Families that complied were entitled to benefits such as better housing, education, and healthcare – and those who didn’t stick to the policy faced fines and job losses.
The enforcement of the policy varied across the country and sometimes involved forced abortions and sterilisation.
While the policy helped reduce China’s population growth, it also led to significant challenges.
These included a rapidly ageing population, a shrinking workforce, and a skewed gender ratio due to a preference for boys – resulting in sex-selective abortions and killing of baby girls.
In response to the growing problems, the policy was relaxed in 2015, allowing couples to have two children.
By 2021, the government eased restrictions even further – allowing three children per family to address demographic imbalances and declining birth rates.
“Thanks to the rise of commercial DNA testing and social media, adoptees are finding genetic relatives at a rapid rate.
“I’m sure we will hear more about children who were snatched from their birth parents like Esther.
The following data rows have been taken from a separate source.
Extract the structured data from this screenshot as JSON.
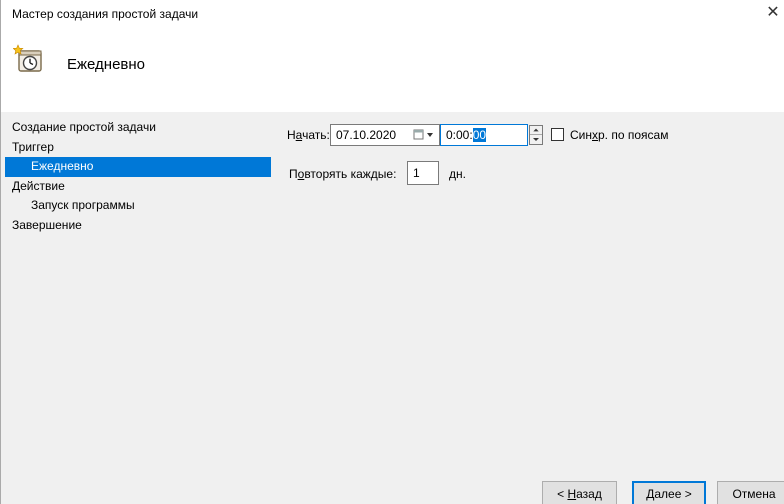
{
  "window": {
    "title": "Мастер создания простой задачи",
    "close_glyph": "✕"
  },
  "header": {
    "heading": "Ежедневно",
    "icon": "task-clock-icon"
  },
  "steps": [
    {
      "label": "Создание простой задачи",
      "level": 0,
      "active": false
    },
    {
      "label": "Триггер",
      "level": 0,
      "active": false
    },
    {
      "label": "Ежедневно",
      "level": 1,
      "active": true
    },
    {
      "label": "Действие",
      "level": 0,
      "active": false
    },
    {
      "label": "Запуск программы",
      "level": 1,
      "active": false
    },
    {
      "label": "Завершение",
      "level": 0,
      "active": false
    }
  ],
  "form": {
    "start_label_pre": "Н",
    "start_label_ul": "а",
    "start_label_post": "чать:",
    "start_date": "07.10.2020",
    "start_time_pre": "0:00:",
    "start_time_sel": "00",
    "sync_label_pre": "Син",
    "sync_label_ul": "х",
    "sync_label_post": "р. по поясам",
    "sync_checked": false,
    "repeat_label_pre": "П",
    "repeat_label_ul": "о",
    "repeat_label_post": "вторять каждые:",
    "repeat_value": "1",
    "repeat_unit": "дн."
  },
  "buttons": {
    "back_pre": "< ",
    "back_ul": "Н",
    "back_post": "азад",
    "next_ul": "Д",
    "next_post": "алее >",
    "cancel": "Отмена"
  },
  "colors": {
    "accent": "#0078d7",
    "panel": "#f0f0f0"
  }
}
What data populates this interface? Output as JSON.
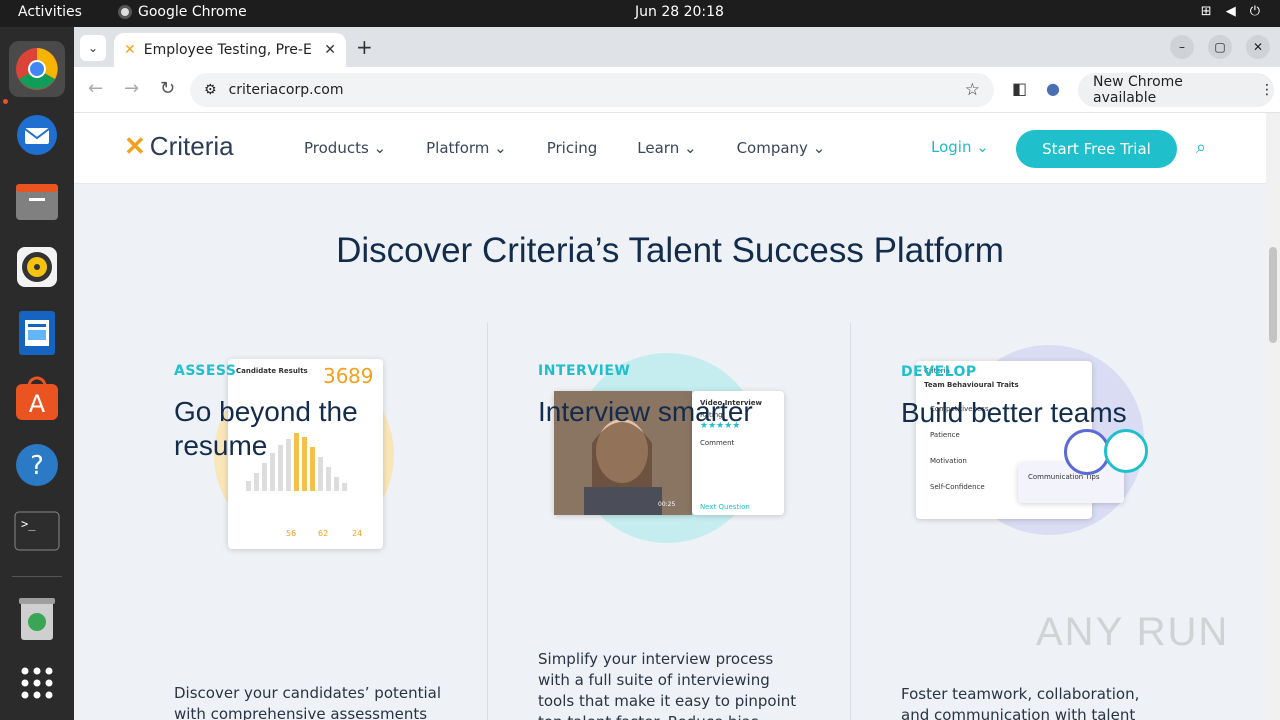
{
  "system": {
    "activities": "Activities",
    "app_name": "Google Chrome",
    "clock": "Jun 28  20:18"
  },
  "browser": {
    "tab_title": "Employee Testing, Pre-E",
    "url": "criteriacorp.com",
    "update_label": "New Chrome available"
  },
  "site": {
    "logo_text": "Criteria",
    "menu": [
      "Products",
      "Platform",
      "Pricing",
      "Learn",
      "Company"
    ],
    "login": "Login",
    "cta": "Start Free Trial",
    "hero_title": "Discover Criteria’s Talent Success Platform",
    "columns": [
      {
        "kicker": "ASSESS",
        "title": "Go beyond the resume",
        "text": "Discover your candidates’ potential with comprehensive assessments"
      },
      {
        "kicker": "INTERVIEW",
        "title": "Interview smarter",
        "text": "Simplify your interview process with a full suite of interviewing tools that make it easy to pinpoint top talent faster. Reduce bias"
      },
      {
        "kicker": "DEVELOP",
        "title": "Build better teams",
        "text": "Foster teamwork, collaboration, and communication with talent"
      }
    ],
    "illus": {
      "candidate_results": "Candidate Results",
      "score_a": "36",
      "score_b": "89",
      "scores_small": [
        "56",
        "62",
        "24"
      ],
      "video_interview": "Video Interview",
      "rating": "Rating",
      "comment": "Comment",
      "next_question": "Next Question",
      "time": "00:25",
      "team_traits": "Team Behavioural Traits",
      "traits": [
        "Competitiveness",
        "Patience",
        "Motivation",
        "Self-Confidence"
      ],
      "tips": "Communication Tips"
    }
  },
  "watermark": "ANY RUN"
}
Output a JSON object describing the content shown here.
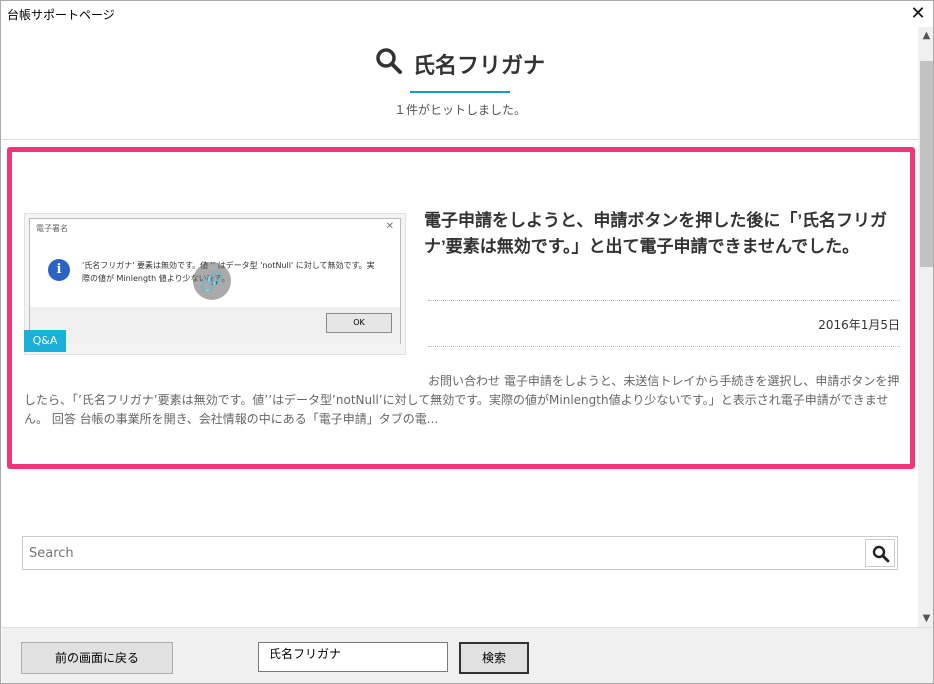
{
  "window": {
    "title": "台帳サポートページ",
    "close_glyph": "✕"
  },
  "page": {
    "title": "氏名フリガナ",
    "hit_count": "１件がヒットしました。"
  },
  "result": {
    "title": "電子申請をしようと、申請ボタンを押した後に「’氏名フリガナ’要素は無効です。」と出て電子申請できませんでした。",
    "date": "2016年1月5日",
    "excerpt": "お問い合わせ 電子申請をしようと、未送信トレイから手続きを選択し、申請ボタンを押したら、「’氏名フリガナ’要素は無効です。値’’はデータ型’notNull’に対して無効です。実際の値がMinlength値より少ないです。」と表示され電子申請ができません。 回答 台帳の事業所を開き、会社情報の中にある「電子申請」タブの電...",
    "badge": "Q&A",
    "thumbnail": {
      "dialog_title": "電子署名",
      "dialog_close": "✕",
      "info_glyph": "i",
      "message": "'氏名フリガナ' 要素は無効です。値 '' はデータ型 'notNull' に対して無効です。実際の値が Minlength 値より少ないです。",
      "ok_label": "OK",
      "link_glyph": "🔗"
    }
  },
  "search": {
    "placeholder": "Search"
  },
  "bottom": {
    "back_label": "前の画面に戻る",
    "keyword_value": "氏名フリガナ",
    "search_label": "検索"
  },
  "scroll": {
    "up_glyph": "▲",
    "down_glyph": "▼"
  },
  "colors": {
    "accent": "#1a9bcf",
    "highlight_border": "#f0357a",
    "badge": "#1ab0d8"
  }
}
As well as more stories of separated twins.”
International adoptions were banned by China in 2024 – eight years after officially ending its one-child policy due to concerns over its ageing workforce and economic stagnation.
It was replaced by a two-child policy, which was then expanded to three-child in 2021.
But Demick believes it could be too late to undo the damage inflicted.
“Who would believe it? China is running out of people,” she added.
“Once the most populous country in the world (a title it has recently ceded to India), its 1.4 billion population is expected to drop in half by the end of this century.
“There aren’t enough of those cheap young workers who transformed China into an industrial powerhouse, staffing the assembly lines that produced our Christmas toys and smartphones.
“Apart from the economic fallout of the population drop, there are the social consequences. In some areas, seven boys were born for every five girls, which has created a pool of bachelors unable to find partners.
“Sexually frustrated young men are not conducive to social stability.
“Rural men, who are less desirable on the marriage market, have had to import brides from Myanmar, Vietnam, Laos and Nepal, which in turn has led to bride trafficking and kidnapping.
“The Chinese government lifted the one-child policy in 2015.
“Almost comically, the same cadres who used to force women to have abortions or get sterilised, are now offering rice cookers and water bottles and sometimes cash as incentives for having more children.
“But it’s hard to reverse course. Those births that didn’t take place in the late 20th and early 21st centuries have left China without enough women of child-bearing age to replenish the population.”